Alessandro Plateroti per "Il Sole 24 Ore"

Il percorso giudiziario della vicenda Telecom-dossier illegali è ancora lungo e diviso in più filoni d'inchiesta. Ma a distanza di quasi 8 anni dall'esplosione dello scandalo sull'attività parallela e illegale della security del gruppo sotto la regia di Giuliano Tavaroli, la verità accertata in un'aula di tribunale comincia finalmente ad emergere.

La sentenza con cui la Corte d'Assise di Milano ha ritenuto ieri confermata l'ipotesi accusatoria formulata dai pubblici ministeri in merito ai dossieraggi illeciti effettuati da Tavaroli e compagni (Marco Tronchetti Provera non era imputato nell'ambito del procedimento) è proprio il tassello centrale: per la prima volta, infatti, si stabilisce che le spie del Tiger team non solo erano al servizio diretto di Giuliano Tavaroli, ma anche che fin dai primi passi dell'inchiesta e del processo hanno tentato deliberatamente di creare una «verità parallela» da fornire all'opinione pubblica per scaricare su altri (in primo luogo su Tronchetti) le proprie responsabilità.

«Questo è un processo, mi si consenta - denuncia il Pm - di spie... ed è precipuo compito delle spie trafficare con il potere delle informazioni». E a conferma di questa realtà, è lo stesso magistrato a denunciare «il potere di disinformazione a lungo esercitato dai nostri associati a delinquere».

Anche se per i dettagli si dovrà attendere il dispositivo della sentenza, è sufficiente rileggere la requisitoria finale del Pm per capire la portata del depistaggio e le difficoltà create al lavoro degli inquirenti: «la deliberata e meditata strategia difensiva degli imputati - ha detto in aula il magistrato - attraverso una continua disinformazione ha puntato a creare una presunta altra verità».

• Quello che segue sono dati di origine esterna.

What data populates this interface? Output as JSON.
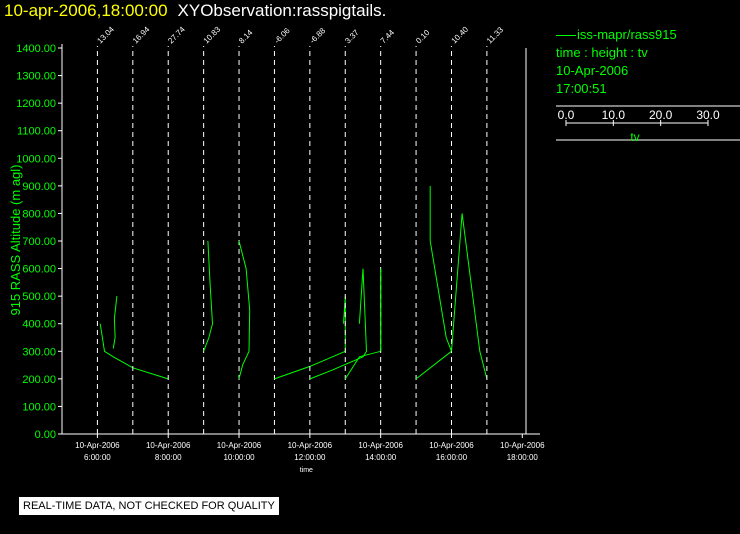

Questa verità parallela - come emerge dalla requisitoria - ha fatto spesso ombra al processo, fornendo all'opinione pubblica un'immagine distorta dei fatti accertati dagli inquirenti. Il Pm argomenta addirittura che oltre a non trovare riscontri nelle indagini effettuate dall'Autorità giudiziaria, la «verità» costruita dagli imputati non è mai stata confermata nelle dichiarazioni rese ai magistrati neppure da quegli stessi imputati che, paradossalmente, l'avevano costruita.

Un esempio di questa campagna di disinformazione riguarda l'interpretazione «distorta» della sentenza della Cassazione del maggio 2012, trasformata in quello che anche giuridicamente non poteva essere: la sconfessione dell'operato dei Pm in favore della tesi del Gup. Quest'ultimo, nel 2010, aveva infatti "cancellato" il reato di appropriazione indebita a carico degli imputati riconoscendo di fatto un interesse della società e dei vertici nel realizzare i dossier illegali.

Ma nella sentenza, con la quale la Cassazione respingeva l'impugnazione dei Pm contro tale lettura dei fatti, in un passaggio poco noto, la Corte scriveva: «Questa Corte non mette in discussione, né mai potrebbe, che quella prospettata dal pubblico ministero possa in tesi integrare una ricostruzione delle vicende processuali e dei contegni appropriativi ascritti agli imputati aderente alla realtà storica o meglio adeguata alla lettura delle emergenze probatorie. Ma si tratta di un giudizio di valore, di valore probatorio per l'appunto, che questa Corte non può esprimere. Per il semplice motivo che il giudice di legittimità non possiede conoscenza del compendio probatorio nella sua interezza, che - sola - consentirebbe un tal genere di giudizio».

In soldoni: se da un lato la Cassazione può legittimamente non accogliere il ricorso dei Pm, dall'altro non implica in alcun modo che la Corte abbia sconfessato le loro argomentazioni. Insomma, il quadro che emerge ora è chiaro: le condanne stabiliscono che il Tiger Team operava per conto proprio e nel proprio interesse nell'attività di dossieraggio e che per l'intera durata del processo ha tentato di creare un imputato-ombra.